Bruce Schroeder, Kenosha County Circuit Judge: “Members of the jury are these your unanimous verdicts? Yes. Is there anyone who does not agree with the verdicts, as read? Would you wish the jury polled?  OK. OK, folks, your job is done. And we started just about three weeks ago and I told you it could last two weeks. In two days, this is two week. This is three weeks. You were a wonderful jury to work with. You were punctual. You were attentive.”

After several weeks of a closely-monitored trial, and 3 1/2 days of jury deliberation, Kyle Rittenhouse was found not guilty on all charges related to the two people he killed and the one he wounded during protests in Kenosha, Wisconsin last year. He was charged with homicide, attempted homicide and reckless endangering. The most serious charge, first-degree intentional homicide, carries a life sentence.

The video above shows how Rittenhouse reacted to the not guilty verdict. He began to choke up, fell to the floor and then hugged one of his attorneys upon hearing the verdict. After the jurors were dismissed, Circuit Judger Bruce Schroeder assured them the court would take “every measure” to ensure they are safe.

Crowds had been forming at the courthouse for days leading up to the verdict. Last week, Gov. Tony Evers (D-WI) pleaded for calm and said 500 National Guard members would be ready for duty in Kenosha if needed. His lieutenant governor was one of the first major officials to react to the not guilty verdict for Rittenhouse.

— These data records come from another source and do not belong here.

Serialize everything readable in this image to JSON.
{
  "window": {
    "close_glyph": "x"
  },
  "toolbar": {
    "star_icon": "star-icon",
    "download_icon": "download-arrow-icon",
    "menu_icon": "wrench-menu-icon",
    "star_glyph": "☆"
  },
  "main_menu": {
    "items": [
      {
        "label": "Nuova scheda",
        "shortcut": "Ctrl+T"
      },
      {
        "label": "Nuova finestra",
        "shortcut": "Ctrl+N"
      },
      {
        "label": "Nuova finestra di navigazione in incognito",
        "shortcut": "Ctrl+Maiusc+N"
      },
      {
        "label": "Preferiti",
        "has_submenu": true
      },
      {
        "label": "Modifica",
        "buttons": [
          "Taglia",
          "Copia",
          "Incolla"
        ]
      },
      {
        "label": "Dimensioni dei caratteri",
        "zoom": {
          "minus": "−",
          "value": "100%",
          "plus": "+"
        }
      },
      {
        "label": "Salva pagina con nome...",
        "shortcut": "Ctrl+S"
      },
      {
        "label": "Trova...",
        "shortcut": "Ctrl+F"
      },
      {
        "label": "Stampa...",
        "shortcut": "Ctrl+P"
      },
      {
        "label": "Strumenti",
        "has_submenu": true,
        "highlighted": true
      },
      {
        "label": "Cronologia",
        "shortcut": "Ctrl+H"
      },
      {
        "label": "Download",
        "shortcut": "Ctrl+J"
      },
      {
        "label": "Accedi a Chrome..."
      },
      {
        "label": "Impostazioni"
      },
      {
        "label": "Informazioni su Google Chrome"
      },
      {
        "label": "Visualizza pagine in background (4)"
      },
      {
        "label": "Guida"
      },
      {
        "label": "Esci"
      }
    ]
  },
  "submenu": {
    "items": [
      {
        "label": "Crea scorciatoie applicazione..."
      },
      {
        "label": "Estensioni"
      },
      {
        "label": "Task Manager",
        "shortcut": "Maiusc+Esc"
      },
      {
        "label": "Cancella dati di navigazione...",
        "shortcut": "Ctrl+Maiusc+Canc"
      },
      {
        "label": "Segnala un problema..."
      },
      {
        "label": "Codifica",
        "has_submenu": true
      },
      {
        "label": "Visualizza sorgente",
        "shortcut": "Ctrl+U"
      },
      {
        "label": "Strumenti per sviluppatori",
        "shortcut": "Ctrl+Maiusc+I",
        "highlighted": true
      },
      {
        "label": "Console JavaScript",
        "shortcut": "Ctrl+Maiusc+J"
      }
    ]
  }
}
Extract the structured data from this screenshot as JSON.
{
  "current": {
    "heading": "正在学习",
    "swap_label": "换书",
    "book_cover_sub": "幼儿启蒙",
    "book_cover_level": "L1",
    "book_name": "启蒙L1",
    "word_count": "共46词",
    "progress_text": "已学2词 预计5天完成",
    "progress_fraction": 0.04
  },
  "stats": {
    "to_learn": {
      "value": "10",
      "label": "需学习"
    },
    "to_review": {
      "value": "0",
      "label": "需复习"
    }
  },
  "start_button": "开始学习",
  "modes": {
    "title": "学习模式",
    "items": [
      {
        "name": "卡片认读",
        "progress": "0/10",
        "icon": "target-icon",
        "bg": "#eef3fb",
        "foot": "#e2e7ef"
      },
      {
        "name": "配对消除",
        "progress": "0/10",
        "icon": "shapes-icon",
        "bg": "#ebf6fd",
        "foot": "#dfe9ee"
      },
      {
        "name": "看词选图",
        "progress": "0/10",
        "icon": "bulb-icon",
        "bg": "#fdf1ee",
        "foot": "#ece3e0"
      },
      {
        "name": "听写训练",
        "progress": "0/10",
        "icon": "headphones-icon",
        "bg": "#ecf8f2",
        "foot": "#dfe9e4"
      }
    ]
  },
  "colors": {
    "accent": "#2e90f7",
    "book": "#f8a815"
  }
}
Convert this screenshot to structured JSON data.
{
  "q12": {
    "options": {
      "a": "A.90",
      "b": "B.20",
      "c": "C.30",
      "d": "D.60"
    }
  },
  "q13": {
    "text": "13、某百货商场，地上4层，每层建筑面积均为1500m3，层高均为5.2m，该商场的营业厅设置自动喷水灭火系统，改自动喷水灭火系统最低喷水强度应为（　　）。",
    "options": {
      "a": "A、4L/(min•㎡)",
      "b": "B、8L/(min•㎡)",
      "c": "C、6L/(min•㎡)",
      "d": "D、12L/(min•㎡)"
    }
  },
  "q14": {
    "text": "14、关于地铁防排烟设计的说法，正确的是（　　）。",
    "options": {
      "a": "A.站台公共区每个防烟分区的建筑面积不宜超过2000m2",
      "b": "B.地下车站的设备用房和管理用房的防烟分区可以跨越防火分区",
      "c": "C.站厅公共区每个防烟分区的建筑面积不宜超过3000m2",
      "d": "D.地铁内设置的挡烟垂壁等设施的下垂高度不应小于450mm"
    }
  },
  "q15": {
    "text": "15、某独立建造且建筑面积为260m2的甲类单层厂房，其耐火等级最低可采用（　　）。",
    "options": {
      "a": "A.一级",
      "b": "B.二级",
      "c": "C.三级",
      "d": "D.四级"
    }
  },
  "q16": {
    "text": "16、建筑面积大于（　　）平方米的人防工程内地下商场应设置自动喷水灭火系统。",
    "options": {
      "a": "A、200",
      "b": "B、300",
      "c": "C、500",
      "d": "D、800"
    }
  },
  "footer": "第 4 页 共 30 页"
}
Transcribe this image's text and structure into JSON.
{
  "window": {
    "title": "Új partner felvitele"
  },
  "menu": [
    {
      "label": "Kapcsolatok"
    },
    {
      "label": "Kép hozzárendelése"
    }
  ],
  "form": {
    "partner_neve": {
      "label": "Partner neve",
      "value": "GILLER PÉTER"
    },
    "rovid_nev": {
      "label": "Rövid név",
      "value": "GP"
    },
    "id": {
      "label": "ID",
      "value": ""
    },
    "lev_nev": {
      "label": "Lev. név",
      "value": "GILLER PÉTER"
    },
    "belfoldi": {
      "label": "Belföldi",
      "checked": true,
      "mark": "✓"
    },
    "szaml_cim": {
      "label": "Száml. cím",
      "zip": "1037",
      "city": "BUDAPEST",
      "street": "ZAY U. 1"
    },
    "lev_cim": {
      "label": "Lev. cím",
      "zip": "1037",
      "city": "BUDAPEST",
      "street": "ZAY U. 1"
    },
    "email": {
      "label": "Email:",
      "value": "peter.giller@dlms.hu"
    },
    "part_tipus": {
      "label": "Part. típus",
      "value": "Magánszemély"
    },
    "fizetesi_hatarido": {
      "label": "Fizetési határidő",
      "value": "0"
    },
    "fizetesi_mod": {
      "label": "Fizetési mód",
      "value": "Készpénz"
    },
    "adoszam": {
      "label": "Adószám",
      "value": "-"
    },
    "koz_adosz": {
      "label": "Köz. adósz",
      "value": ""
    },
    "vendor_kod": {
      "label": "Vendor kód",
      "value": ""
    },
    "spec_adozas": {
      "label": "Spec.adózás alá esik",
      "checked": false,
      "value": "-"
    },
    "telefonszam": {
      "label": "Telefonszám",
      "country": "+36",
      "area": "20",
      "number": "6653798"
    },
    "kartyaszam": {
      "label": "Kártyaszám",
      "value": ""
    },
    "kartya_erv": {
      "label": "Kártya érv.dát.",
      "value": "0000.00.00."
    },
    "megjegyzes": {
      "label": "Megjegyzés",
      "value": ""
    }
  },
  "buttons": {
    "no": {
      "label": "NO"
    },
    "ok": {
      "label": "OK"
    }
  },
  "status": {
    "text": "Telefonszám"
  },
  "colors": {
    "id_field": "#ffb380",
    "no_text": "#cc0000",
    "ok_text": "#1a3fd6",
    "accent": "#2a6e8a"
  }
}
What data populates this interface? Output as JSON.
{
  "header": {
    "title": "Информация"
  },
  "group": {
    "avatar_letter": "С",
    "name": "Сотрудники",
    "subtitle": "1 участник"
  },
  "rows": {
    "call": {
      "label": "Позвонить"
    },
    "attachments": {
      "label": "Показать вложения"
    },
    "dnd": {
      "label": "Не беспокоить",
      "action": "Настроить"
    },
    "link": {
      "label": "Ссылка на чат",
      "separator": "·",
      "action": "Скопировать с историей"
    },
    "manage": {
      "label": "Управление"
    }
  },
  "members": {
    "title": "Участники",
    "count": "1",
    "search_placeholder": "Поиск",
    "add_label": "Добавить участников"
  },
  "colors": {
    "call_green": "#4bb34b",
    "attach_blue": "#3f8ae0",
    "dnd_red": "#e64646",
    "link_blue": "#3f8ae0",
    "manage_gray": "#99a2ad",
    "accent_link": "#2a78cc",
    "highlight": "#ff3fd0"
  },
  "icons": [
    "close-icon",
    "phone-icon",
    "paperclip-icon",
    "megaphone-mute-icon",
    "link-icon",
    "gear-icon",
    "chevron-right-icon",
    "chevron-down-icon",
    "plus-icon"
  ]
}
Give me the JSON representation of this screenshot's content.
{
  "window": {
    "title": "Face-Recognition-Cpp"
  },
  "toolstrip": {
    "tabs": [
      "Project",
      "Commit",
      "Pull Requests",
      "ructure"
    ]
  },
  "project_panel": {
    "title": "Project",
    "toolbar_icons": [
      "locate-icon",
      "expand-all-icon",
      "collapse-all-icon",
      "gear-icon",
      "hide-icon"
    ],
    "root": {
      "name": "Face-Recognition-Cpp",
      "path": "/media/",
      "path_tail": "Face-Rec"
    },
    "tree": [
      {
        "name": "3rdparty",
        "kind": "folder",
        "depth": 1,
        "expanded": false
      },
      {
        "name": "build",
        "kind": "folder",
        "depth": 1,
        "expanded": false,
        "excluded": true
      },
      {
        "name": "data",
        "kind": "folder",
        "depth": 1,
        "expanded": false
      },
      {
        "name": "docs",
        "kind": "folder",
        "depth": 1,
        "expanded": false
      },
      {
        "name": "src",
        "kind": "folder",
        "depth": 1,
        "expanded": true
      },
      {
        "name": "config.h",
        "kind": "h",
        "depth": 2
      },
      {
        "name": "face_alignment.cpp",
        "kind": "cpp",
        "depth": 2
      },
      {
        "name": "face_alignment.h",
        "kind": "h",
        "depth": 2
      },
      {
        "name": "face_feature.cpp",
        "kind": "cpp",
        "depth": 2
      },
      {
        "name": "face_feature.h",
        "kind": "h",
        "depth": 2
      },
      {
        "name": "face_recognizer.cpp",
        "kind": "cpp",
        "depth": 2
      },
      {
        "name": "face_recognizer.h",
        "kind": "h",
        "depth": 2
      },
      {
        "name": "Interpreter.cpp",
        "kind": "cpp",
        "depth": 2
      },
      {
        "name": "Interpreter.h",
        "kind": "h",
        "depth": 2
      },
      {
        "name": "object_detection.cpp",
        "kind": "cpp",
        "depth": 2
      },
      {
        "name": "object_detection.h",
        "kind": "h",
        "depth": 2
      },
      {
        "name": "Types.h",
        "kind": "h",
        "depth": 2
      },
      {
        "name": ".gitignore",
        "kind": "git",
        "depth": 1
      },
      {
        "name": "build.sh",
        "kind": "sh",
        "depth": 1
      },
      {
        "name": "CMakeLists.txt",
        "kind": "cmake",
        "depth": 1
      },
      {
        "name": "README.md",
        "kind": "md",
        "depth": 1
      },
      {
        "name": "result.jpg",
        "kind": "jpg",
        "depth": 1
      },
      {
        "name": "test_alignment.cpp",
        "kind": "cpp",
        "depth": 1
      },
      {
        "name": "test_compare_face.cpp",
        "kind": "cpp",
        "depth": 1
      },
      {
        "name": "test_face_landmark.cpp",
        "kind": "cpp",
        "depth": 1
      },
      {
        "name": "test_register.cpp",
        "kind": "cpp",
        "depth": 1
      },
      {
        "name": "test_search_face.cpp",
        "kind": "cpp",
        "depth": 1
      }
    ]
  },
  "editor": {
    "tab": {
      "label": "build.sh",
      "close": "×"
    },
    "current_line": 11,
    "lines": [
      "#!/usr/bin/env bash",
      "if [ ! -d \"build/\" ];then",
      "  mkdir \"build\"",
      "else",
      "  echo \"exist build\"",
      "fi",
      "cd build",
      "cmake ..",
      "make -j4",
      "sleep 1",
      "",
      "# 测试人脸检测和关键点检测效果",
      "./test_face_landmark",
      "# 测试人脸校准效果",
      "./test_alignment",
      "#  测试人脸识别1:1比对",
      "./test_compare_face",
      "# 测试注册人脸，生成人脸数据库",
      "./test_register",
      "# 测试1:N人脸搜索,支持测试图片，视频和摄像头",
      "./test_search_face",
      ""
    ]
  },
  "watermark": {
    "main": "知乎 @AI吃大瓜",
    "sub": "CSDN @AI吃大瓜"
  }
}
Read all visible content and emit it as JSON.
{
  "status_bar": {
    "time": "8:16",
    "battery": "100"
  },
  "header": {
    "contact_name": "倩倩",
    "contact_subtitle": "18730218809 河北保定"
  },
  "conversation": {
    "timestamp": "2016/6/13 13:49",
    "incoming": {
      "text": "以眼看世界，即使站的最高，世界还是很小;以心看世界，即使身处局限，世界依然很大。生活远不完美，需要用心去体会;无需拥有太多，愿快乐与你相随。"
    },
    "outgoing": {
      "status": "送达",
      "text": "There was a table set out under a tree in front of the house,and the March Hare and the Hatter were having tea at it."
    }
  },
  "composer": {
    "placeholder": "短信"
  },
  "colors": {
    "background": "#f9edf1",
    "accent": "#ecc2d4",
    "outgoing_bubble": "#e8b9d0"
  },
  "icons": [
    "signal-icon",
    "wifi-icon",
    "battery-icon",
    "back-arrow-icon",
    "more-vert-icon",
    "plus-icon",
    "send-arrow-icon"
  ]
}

“Over the last few weeks, many dreaded the outcome we just witnessed,” Lt. Gov. Mandela Barnes said in a statement on Twitter. “The presumption of innocence until proven guilty is what we should expect from our judicial system, but that standard is not always applied equally. We have seen so many black and brown youth killed, only to be put on trial posthumously, while the innocence of Kyle Rittenhouse was virtually demanded by the judge.” Other political figures welcomed the verdict and condemned the case brought against Rittenhouse.

“All of us who knew what actually happened in Kenosha last year assumed this would be the verdict. Thankfully, the jury thought the same,” former Gov. Scott Walker (R-WI) tweeted after the verdict. “Pray that the kind of violence seen then does not happen again.”

The trial reinvigorated the national conversation surrounding guns, self-defense, vigilantism and racial injustice. Prosecutors portrayed Rittenhouse as a “wannabe soldier” who had gone looking for trouble. They said he was responsible for creating a dangerous situation in the first place by pointing his rifle at demonstrators. In his testimony, which got emotional at times, Rittenhouse testified: “I didn’t do anything wrong. I defended myself.”